American college football game

The 1972 Peach Bowl was a college football postseason bowl game between the West Virginia Mountaineers and the NC State Wolfpack.

==Background==
West Virginia made their first bowl since the 1969 Peach Bowl in the 3rd year of Bobby Bowden as coach. The Wolfpack finished 2nd in the Atlantic Coast Conference in Holtz's first year with the team.
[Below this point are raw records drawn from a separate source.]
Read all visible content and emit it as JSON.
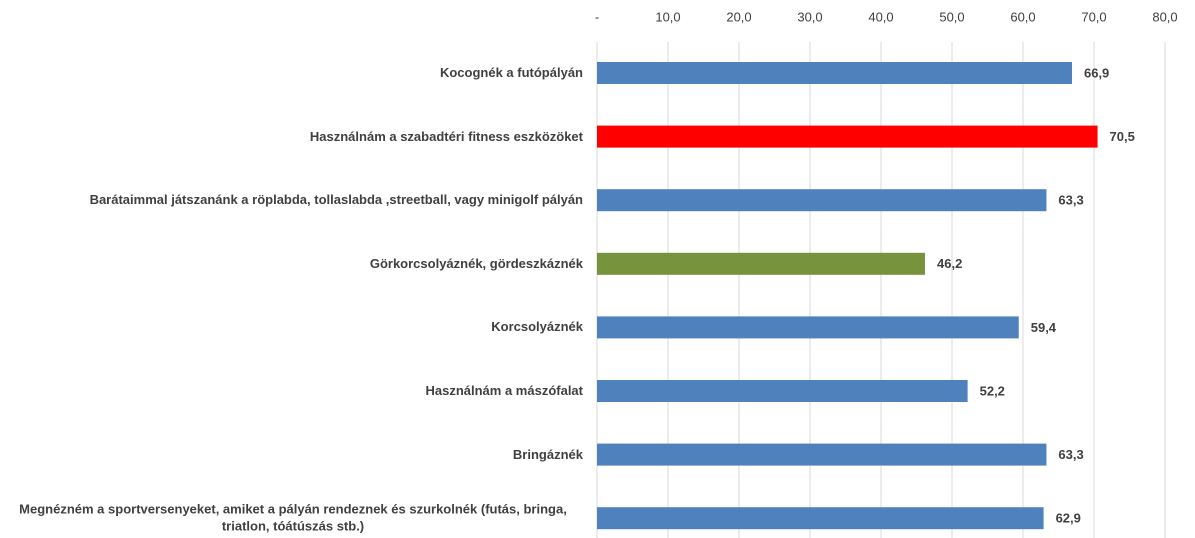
{
  "chart_data": {
    "type": "bar",
    "orientation": "horizontal",
    "categories": [
      "Kocognék a futópályán",
      "Használnám a szabadtéri fitness eszközöket",
      "Barátaimmal játszanánk a röplabda, tollaslabda ,streetball, vagy minigolf pályán",
      "Görkorcsolyáznék, gördeszkáznék",
      "Korcsolyáznék",
      "Használnám a mászófalat",
      "Bringáznék",
      "Megnézném a sportversenyeket, amiket a pályán rendeznek  és szurkolnék (futás, bringa, triatlon, tóátúszás stb.)"
    ],
    "values": [
      66.9,
      70.5,
      63.3,
      46.2,
      59.4,
      52.2,
      63.3,
      62.9
    ],
    "value_labels": [
      "66,9",
      "70,5",
      "63,3",
      "46,2",
      "59,4",
      "52,2",
      "63,3",
      "62,9"
    ],
    "colors": [
      "#4f81bd",
      "#ff0000",
      "#4f81bd",
      "#77933c",
      "#4f81bd",
      "#4f81bd",
      "#4f81bd",
      "#4f81bd"
    ],
    "xlim": [
      0,
      80
    ],
    "xticks": [
      {
        "value": 0,
        "label": "-"
      },
      {
        "value": 10,
        "label": "10,0"
      },
      {
        "value": 20,
        "label": "20,0"
      },
      {
        "value": 30,
        "label": "30,0"
      },
      {
        "value": 40,
        "label": "40,0"
      },
      {
        "value": 50,
        "label": "50,0"
      },
      {
        "value": 60,
        "label": "60,0"
      },
      {
        "value": 70,
        "label": "70,0"
      },
      {
        "value": 80,
        "label": "80,0"
      }
    ],
    "grid": true
  }
}
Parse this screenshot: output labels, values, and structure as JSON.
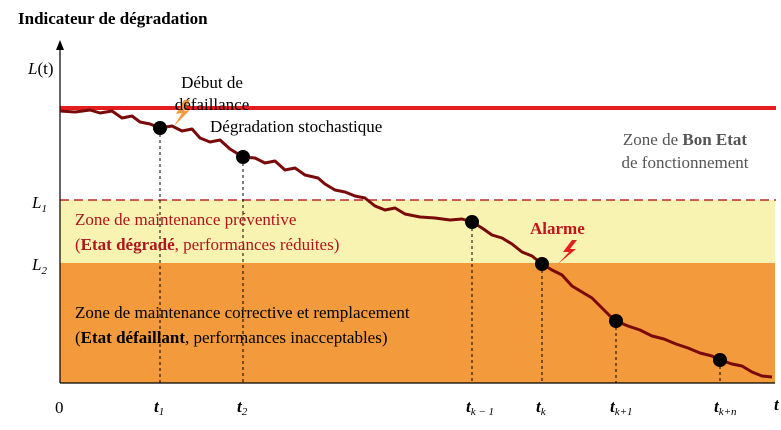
{
  "title": "Indicateur de dégradation",
  "y_axis": {
    "name": "L",
    "arg": "(t)"
  },
  "x_axis": {
    "origin": "0",
    "name": "t"
  },
  "thresholds": [
    {
      "name": "L",
      "sub": "1"
    },
    {
      "name": "L",
      "sub": "2"
    }
  ],
  "annotations": {
    "failure_start": [
      "Début de",
      "défaillance"
    ],
    "degradation": "Dégradation  stochastique",
    "alarm": "Alarme"
  },
  "zones": {
    "good": {
      "line1": [
        {
          "text": "Zone de "
        },
        {
          "text": "Bon Etat",
          "bold": true
        }
      ],
      "line2": "de fonctionnement"
    },
    "preventive": {
      "line1": "Zone de maintenance  préventive",
      "line2": [
        {
          "text": "("
        },
        {
          "text": "Etat dégradé",
          "bold": true
        },
        {
          "text": ", performances réduites)"
        }
      ]
    },
    "corrective": {
      "line1": "Zone de maintenance corrective  et remplacement",
      "line2": [
        {
          "text": "("
        },
        {
          "text": "Etat défaillant",
          "bold": true
        },
        {
          "text": ", performances inacceptables)"
        }
      ]
    }
  },
  "times": [
    {
      "name": "t",
      "sub": "1"
    },
    {
      "name": "t",
      "sub": "2"
    },
    {
      "name": "t",
      "sub": "k − 1"
    },
    {
      "name": "t",
      "sub": "k"
    },
    {
      "name": "t",
      "sub": "k+1"
    },
    {
      "name": "t",
      "sub": "k+n"
    }
  ]
}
This was their first bowl game since 1967.

==Game summary==
- West Virginia - Frank Nester 27 field goal
- West Virginia - Nester 39 field goal
- NC State - Don Buckey 37 pass from Dave Buckey (Ron Sewell kick)
- West Virginia - Danny Buggs 4 pass from Bernie Galiffa (Nester kick)
- NC State - Stan Fritts 1 run (Sewell kick)
- NC State - Don Buckey 2 run (Sewell kick)
- NC State - Fritts 1 run (Sewell kick)
- NC State - Fritts 4 run (Sewell kick)
- NC State - Pat Hovance 14 pass from Dave Buckey (Sewell kick)
- NC State - Willie Burden 7 run (Sewell kick)

==Aftermath==
The Wolfpack made five more bowl games in the decade, including the Peach Bowl in 1975, which also had the Mountaineers as the opponent.

This would be the 1st of the 5 matchups between two legendary college football coaches Lou Holtz and Bobby Bowden.